This story begins on Tuesday, February 12, 2019 – at the time, I was taking six courses, going for driving classes, writing a math book (that project’s dead now), and hanging out with friends (Hi Maryam!). So of course when I received an email about a competition, I decided to participate.
This wasn’t the only contest I was preparing for: Dr. Qadah was telling me they needed to send a team to Oman for 4 days, and that since I was the only one who had been attending the training last semester, I was one of their best shots. I was flattered, so I brushed up on my data structures & algorithms skills and registered for the local round.
Since I’m a member of every club at AUS, my inbox gets cluttered with announcements for every event that happens on campus. I like to know everything that’s going on and this is one way of keeping an information network alive. I joke that I’m only interested in the catering – it’s actually possible to set up a mail filter that detects “free food” using supervised machine learning methods like Naive Bayes classification, but I’ve been too lazy to implement one so far. So if it had just been an email, I may have missed it.
Thankfully, there was a person-sized poster that had been put up in the engineering building.
I scanned the QR Code, which lead me to a website that hosted a presentation.
Reading about the problem made me sure that this was the sort of thing I was interested in, so I sent an email with my name, ID, and major. Two days later, they sent me the material:
I’ve blocked out the emails of the other participants to give them their privacy, but I could easily click “show details” to check the list and find out how many competitors there were (about 30). There were alumni and graduate students in the list, so I thought I’d be happy to make it to top 10.
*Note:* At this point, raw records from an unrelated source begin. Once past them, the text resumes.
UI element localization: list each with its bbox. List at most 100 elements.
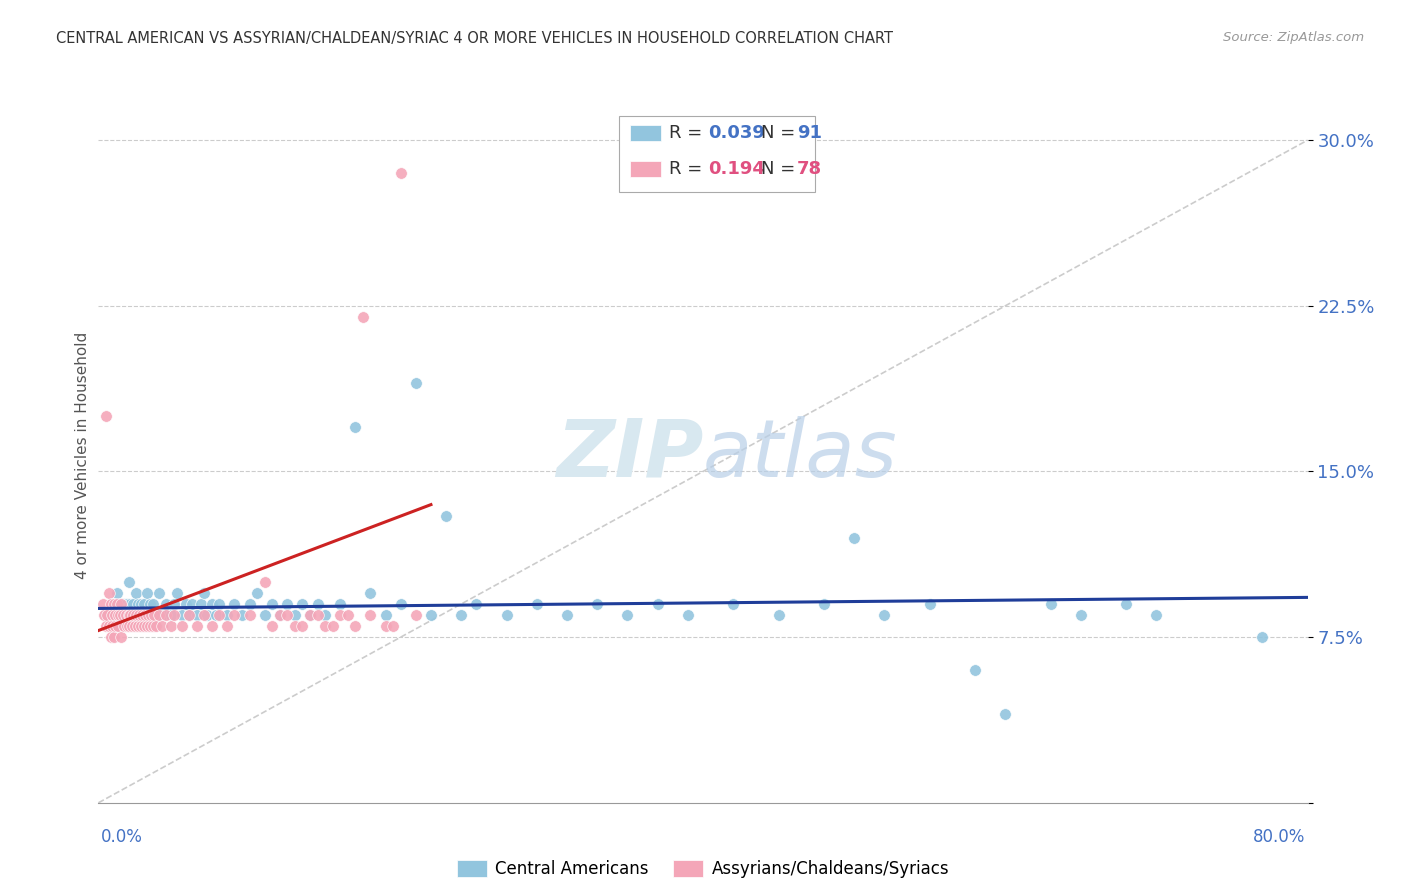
Point <box>122 597 145 611</box>
Point <box>110 597 132 611</box>
Text: ZIP: ZIP <box>555 416 703 494</box>
Point <box>148 608 170 623</box>
Point <box>284 619 307 633</box>
Point <box>405 376 427 391</box>
Point <box>98 586 121 600</box>
Text: R =: R = <box>669 124 709 142</box>
Point <box>127 597 149 611</box>
Point <box>307 608 329 623</box>
Point <box>768 608 790 623</box>
Point <box>132 597 155 611</box>
Point <box>112 597 135 611</box>
Point <box>586 597 609 611</box>
Point <box>262 619 284 633</box>
Point <box>134 608 156 623</box>
Point <box>389 166 412 180</box>
Point <box>101 619 124 633</box>
Text: 0.0%: 0.0% <box>101 828 143 846</box>
Point <box>208 597 231 611</box>
Point <box>103 597 125 611</box>
Point <box>125 586 148 600</box>
Point <box>965 663 987 677</box>
Point <box>224 608 246 623</box>
Point <box>193 586 215 600</box>
Point <box>139 619 162 633</box>
Point <box>1115 597 1137 611</box>
Text: N =: N = <box>761 124 800 142</box>
Point <box>135 619 157 633</box>
Point <box>177 608 201 623</box>
Point <box>103 630 125 644</box>
Y-axis label: 4 or more Vehicles in Household: 4 or more Vehicles in Household <box>75 331 90 579</box>
Text: 0.194: 0.194 <box>709 160 765 178</box>
Text: 0.039: 0.039 <box>709 124 765 142</box>
Point <box>994 707 1017 722</box>
Point <box>291 597 314 611</box>
Point <box>148 586 170 600</box>
Point <box>114 608 136 623</box>
Point <box>314 619 336 633</box>
Point <box>291 619 314 633</box>
Point <box>132 619 155 633</box>
Point <box>186 608 208 623</box>
Point <box>813 597 835 611</box>
Point <box>128 608 150 623</box>
Point <box>224 597 246 611</box>
Point <box>114 608 136 623</box>
Point <box>110 597 132 611</box>
Point <box>374 619 396 633</box>
Point <box>299 608 322 623</box>
Point <box>284 608 307 623</box>
Point <box>94 409 117 424</box>
Point <box>276 608 298 623</box>
Point <box>177 608 201 623</box>
Point <box>115 619 138 633</box>
Point <box>253 608 276 623</box>
Point <box>94 619 117 633</box>
Point <box>269 608 291 623</box>
Text: CENTRAL AMERICAN VS ASSYRIAN/CHALDEAN/SYRIAC 4 OR MORE VEHICLES IN HOUSEHOLD COR: CENTRAL AMERICAN VS ASSYRIAN/CHALDEAN/SY… <box>56 31 893 46</box>
Point <box>107 619 129 633</box>
Point <box>322 619 344 633</box>
Point <box>246 586 269 600</box>
Point <box>101 608 124 623</box>
Point <box>121 619 143 633</box>
Point <box>1144 608 1167 623</box>
Point <box>118 619 141 633</box>
Point <box>100 630 122 644</box>
Text: 78: 78 <box>797 160 823 178</box>
Point <box>450 608 472 623</box>
Point <box>163 597 186 611</box>
Point <box>721 597 744 611</box>
Point <box>329 597 352 611</box>
Point <box>419 608 441 623</box>
Point <box>104 608 127 623</box>
Text: 91: 91 <box>797 124 823 142</box>
Point <box>142 619 165 633</box>
Point <box>239 597 262 611</box>
Point <box>231 608 253 623</box>
Point <box>360 608 382 623</box>
Point <box>374 608 396 623</box>
Point <box>91 597 114 611</box>
Point <box>111 608 134 623</box>
Point <box>205 608 228 623</box>
Point <box>150 608 173 623</box>
Point <box>111 608 134 623</box>
Point <box>150 619 173 633</box>
Point <box>155 597 177 611</box>
Point <box>526 597 548 611</box>
Point <box>129 619 152 633</box>
Point <box>174 597 197 611</box>
Point <box>193 608 215 623</box>
Point <box>94 608 117 623</box>
Point <box>121 608 143 623</box>
Point <box>555 608 578 623</box>
Point <box>118 608 141 623</box>
Point <box>122 608 145 623</box>
Point <box>105 586 128 600</box>
Point <box>1039 597 1062 611</box>
Point <box>201 619 224 633</box>
Point <box>124 619 146 633</box>
Point <box>136 608 159 623</box>
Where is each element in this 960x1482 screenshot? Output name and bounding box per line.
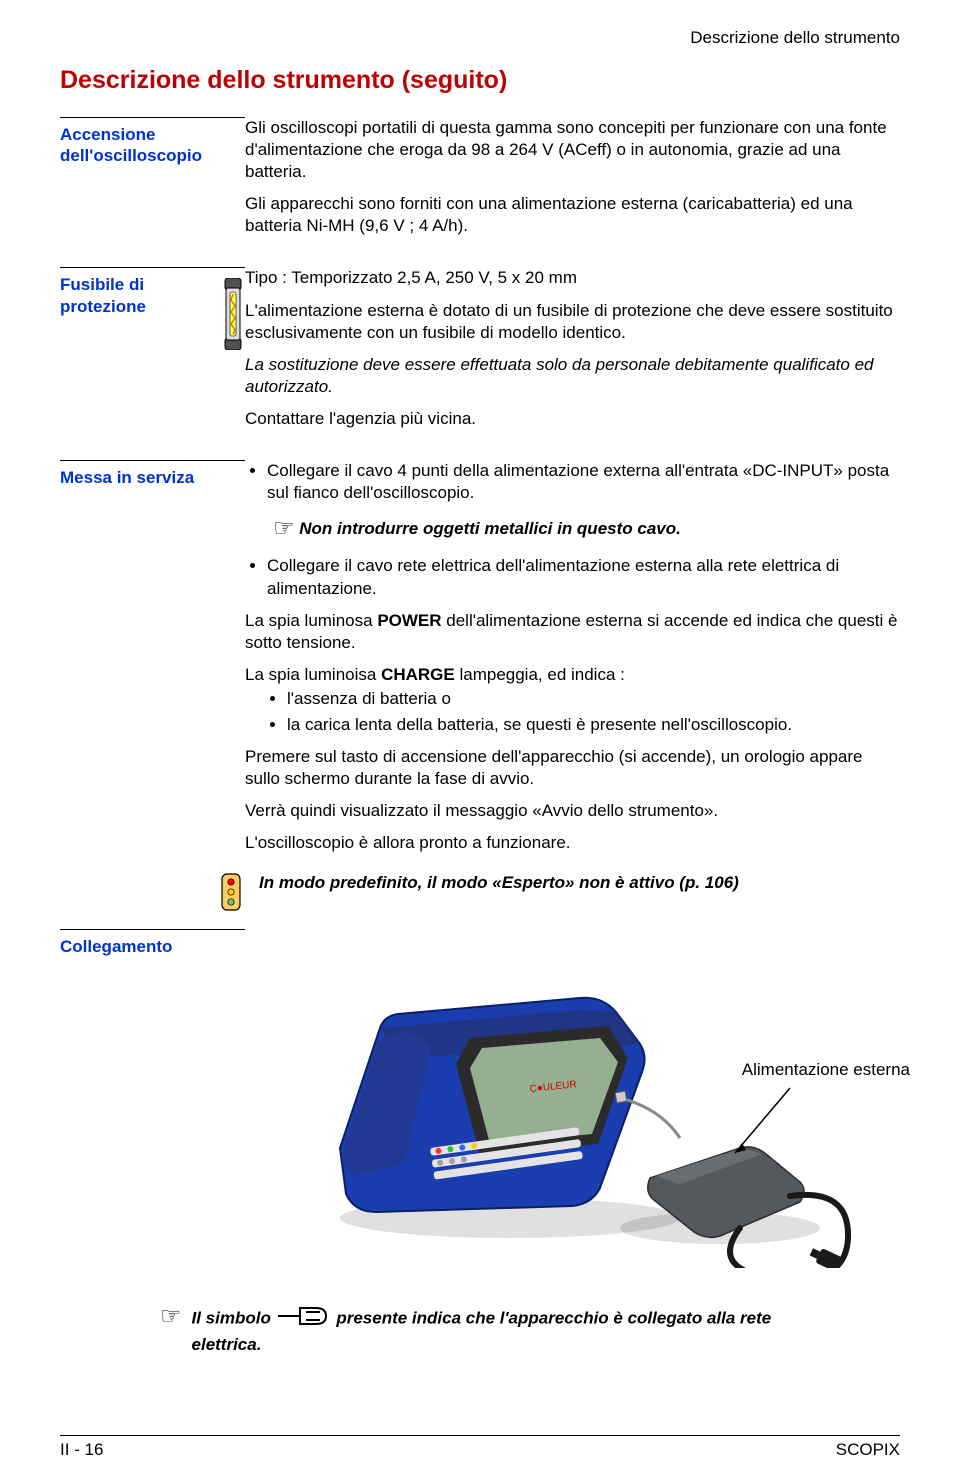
accensione-p2: Gli apparecchi sono forniti con una alim… (245, 193, 900, 237)
messa-sub-b2: la carica lenta della batteria, se quest… (287, 714, 900, 736)
messa-hand-note: Non introdurre oggetti metallici in ques… (299, 519, 681, 538)
fusibile-p1: Tipo : Temporizzato 2,5 A, 250 V, 5 x 20… (245, 267, 900, 289)
label-messa: Messa in serviza (60, 467, 245, 488)
messa-charge-post: lampeggia, ed indica : (455, 665, 625, 684)
hand-icon: ☞ (273, 516, 295, 542)
hand-icon-2: ☞ (160, 1302, 182, 1333)
callout-alimentazione: Alimentazione esterna (742, 1060, 910, 1080)
messa-b2: Collegare il cavo rete elettrica dell'al… (267, 555, 900, 599)
messa-power-word: POWER (377, 611, 441, 630)
footer-right: SCOPIX (836, 1440, 900, 1460)
section-fusibile: Fusibile di protezione Tipo : Temporizza… (60, 267, 900, 440)
fusibile-p4: Contattare l'agenzia più vicina. (245, 408, 900, 430)
label-collegamento: Collegamento (60, 936, 245, 957)
plug-note: Il simbolo presente indica che l'apparec… (192, 1304, 832, 1356)
section-header: Descrizione dello strumento (60, 28, 900, 48)
messa-default: In modo predefinito, il modo «Esperto» n… (259, 872, 900, 894)
warning-icon (217, 899, 245, 916)
device-illustration: C●ULEUR (260, 968, 900, 1268)
page-footer: II - 16 SCOPIX (60, 1435, 900, 1460)
fusibile-p2: L'alimentazione esterna è dotato di un f… (245, 300, 900, 344)
section-collegamento: Collegamento (60, 929, 900, 957)
messa-charge-pre: La spia luminoisa (245, 665, 381, 684)
section-accensione: Accensione dell'oscilloscopio Gli oscill… (60, 117, 900, 247)
messa-sub-b1: l'assenza di batteria o (287, 688, 900, 710)
label-accensione: Accensione dell'oscilloscopio (60, 124, 245, 167)
label-fusibile: Fusibile di protezione (60, 274, 207, 317)
messa-charge: La spia luminoisa CHARGE lampeggia, ed i… (245, 664, 900, 686)
footer-left: II - 16 (60, 1440, 103, 1460)
fusibile-p3: La sostituzione deve essere effettuata s… (245, 354, 900, 398)
messa-verra: Verrà quindi visualizzato il messaggio «… (245, 800, 900, 822)
messa-charge-word: CHARGE (381, 665, 455, 684)
row-default-mode: In modo predefinito, il modo «Esperto» n… (60, 872, 900, 917)
messa-b1: Collegare il cavo 4 punti della alimenta… (267, 460, 900, 504)
messa-premere: Premere sul tasto di accensione dell'app… (245, 746, 900, 790)
section-messa: Messa in serviza Collegare il cavo 4 pun… (60, 460, 900, 864)
accensione-p1: Gli oscilloscopi portatili di questa gam… (245, 117, 900, 183)
plug-note-pre: Il simbolo (192, 1308, 271, 1327)
messa-pronto: L'oscilloscopio è allora pronto a funzio… (245, 832, 900, 854)
messa-power-pre: La spia luminosa (245, 611, 377, 630)
page-title: Descrizione dello strumento (seguito) (60, 66, 900, 95)
plug-icon (276, 1304, 332, 1334)
messa-power: La spia luminosa POWER dell'alimentazion… (245, 610, 900, 654)
fuse-icon (221, 278, 245, 355)
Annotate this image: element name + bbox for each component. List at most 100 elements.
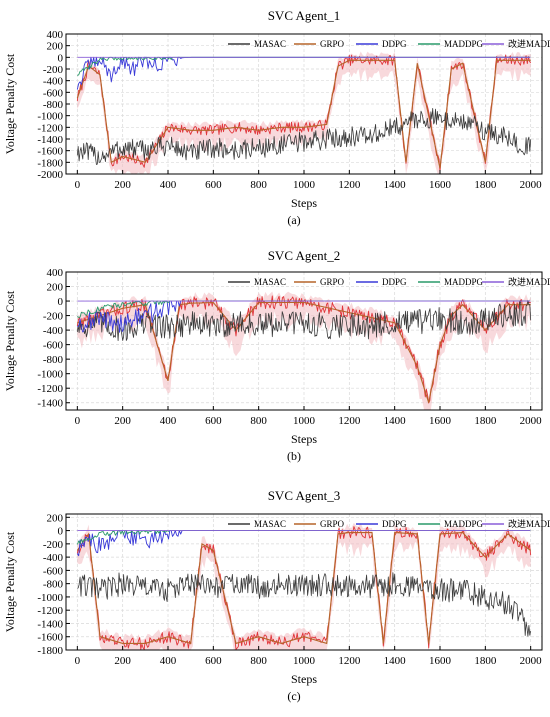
x-tick-label: 200: [114, 179, 131, 191]
series-band-grpo: [77, 291, 531, 410]
x-axis-label: Steps: [291, 196, 317, 210]
y-tick-label: -1600: [37, 632, 63, 644]
x-tick-label: 800: [250, 415, 267, 427]
series-line-masac: [77, 572, 532, 637]
y-tick-label: -200: [43, 539, 64, 551]
y-tick-label: 400: [47, 267, 64, 279]
x-tick-label: 1400: [384, 179, 407, 191]
plot-area: [76, 291, 532, 410]
y-tick-label: -400: [43, 552, 64, 564]
y-tick-label: -2000: [37, 169, 63, 181]
x-tick-label: 0: [75, 179, 81, 191]
legend: MASAC GRPO DDPG MADDPG 改进MADDPG: [228, 276, 550, 287]
y-tick-label: -200: [43, 311, 64, 323]
y-tick-label: 200: [47, 282, 64, 294]
y-tick-label: -200: [43, 64, 64, 76]
y-tick-label: 400: [47, 29, 64, 41]
x-tick-label: 400: [160, 655, 177, 667]
y-tick-label: 200: [47, 512, 64, 524]
legend-label: 改进MADDPG: [508, 38, 550, 49]
x-tick-label: 1200: [338, 179, 361, 191]
legend-label: 改进MADDPG: [508, 518, 550, 529]
x-tick-label: 1200: [338, 655, 361, 667]
y-tick-label: -800: [43, 354, 64, 366]
y-tick-label: -1400: [37, 618, 63, 630]
y-tick-label: 0: [58, 296, 64, 308]
chart-title: SVC Agent_2: [268, 248, 341, 263]
y-tick-label: -800: [43, 99, 64, 111]
y-tick-label: 200: [47, 41, 64, 53]
chart-panel-2: SVC Agent_24002000-200-400-600-800-1000-…: [3, 248, 550, 463]
x-tick-label: 2000: [520, 655, 543, 667]
legend-label: MADDPG: [444, 39, 484, 49]
y-tick-label: -1000: [37, 369, 63, 381]
y-tick-label: -1200: [37, 383, 63, 395]
legend-label: MASAC: [254, 277, 286, 287]
panel-caption: (c): [287, 689, 300, 703]
legend-label: 改进MADDPG: [508, 276, 550, 287]
panel-caption: (a): [287, 213, 300, 227]
chart-panel-3: SVC Agent_32000-200-400-600-800-1000-120…: [3, 488, 550, 703]
y-tick-label: -800: [43, 579, 64, 591]
y-tick-label: -1000: [37, 111, 63, 123]
x-tick-label: 0: [75, 415, 81, 427]
x-tick-label: 1000: [293, 655, 316, 667]
x-tick-label: 0: [75, 655, 81, 667]
x-tick-label: 1400: [384, 415, 407, 427]
y-axis-label: Voltage Penalty Cost: [3, 290, 17, 391]
legend-label: MADDPG: [444, 519, 484, 529]
y-tick-label: -600: [43, 87, 64, 99]
legend-label: DDPG: [382, 519, 407, 529]
y-tick-label: -1400: [37, 134, 63, 146]
y-axis-label: Voltage Penalty Cost: [3, 53, 17, 154]
x-tick-label: 200: [114, 415, 131, 427]
x-tick-label: 1800: [474, 179, 497, 191]
x-tick-label: 1400: [384, 655, 407, 667]
series-line-grpo: [76, 54, 532, 173]
y-tick-label: -1000: [37, 592, 63, 604]
x-tick-label: 1800: [474, 415, 497, 427]
legend-label: DDPG: [382, 277, 407, 287]
y-tick-label: 0: [58, 526, 64, 538]
x-tick-label: 200: [114, 655, 131, 667]
y-axis-label: Voltage Penalty Cost: [3, 531, 17, 632]
x-tick-label: 800: [250, 179, 267, 191]
legend-label: DDPG: [382, 39, 407, 49]
x-tick-label: 600: [205, 655, 222, 667]
legend: MASAC GRPO DDPG MADDPG 改进MADDPG: [228, 518, 550, 529]
x-tick-label: 600: [205, 179, 222, 191]
x-tick-label: 1000: [293, 179, 316, 191]
chart-title: SVC Agent_1: [268, 8, 341, 23]
x-tick-label: 1600: [429, 415, 452, 427]
x-axis-label: Steps: [291, 432, 317, 446]
series-line-grpo-mean: [76, 59, 531, 169]
y-tick-label: -400: [43, 76, 64, 88]
legend: MASAC GRPO DDPG MADDPG 改进MADDPG: [228, 38, 550, 49]
y-tick-label: -1800: [37, 157, 63, 169]
y-tick-label: 0: [58, 52, 64, 64]
x-tick-label: 800: [250, 655, 267, 667]
plot-area: [76, 522, 532, 650]
x-tick-label: 400: [160, 415, 177, 427]
x-axis-label: Steps: [291, 672, 317, 686]
chart-panel-1: SVC Agent_14002000-200-400-600-800-1000-…: [3, 8, 550, 227]
y-tick-label: -1200: [37, 122, 63, 134]
legend-label: GRPO: [320, 277, 345, 287]
chart-title: SVC Agent_3: [268, 488, 341, 503]
x-tick-label: 1000: [293, 415, 316, 427]
y-tick-label: -600: [43, 565, 64, 577]
legend-label: MASAC: [254, 519, 286, 529]
x-tick-label: 1800: [474, 655, 497, 667]
series-line-grpo-mean: [76, 532, 532, 645]
y-tick-label: -1200: [37, 605, 63, 617]
x-tick-label: 600: [205, 415, 222, 427]
series-line-masac: [76, 300, 532, 342]
x-tick-label: 2000: [520, 415, 543, 427]
x-tick-label: 400: [160, 179, 177, 191]
legend-label: GRPO: [320, 39, 345, 49]
x-tick-label: 1600: [429, 655, 452, 667]
legend-label: MASAC: [254, 39, 286, 49]
legend-label: GRPO: [320, 519, 345, 529]
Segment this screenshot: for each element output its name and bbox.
I was a little surprised that they were able to send the file over email, because if you can do that then your dataset is trivially small. It was a tiny 5.2 Mb excel file – for comparison, the dataset for the OMG data science challenge was 7.5 Gb. 10,000 observations sounds like a big number, but in deep learning dealing with billions of records is not unusual. Usually we use a distributed file system like Apache Hadoop to deal with data on that scale, which is overkill for anything that you can fit in memory.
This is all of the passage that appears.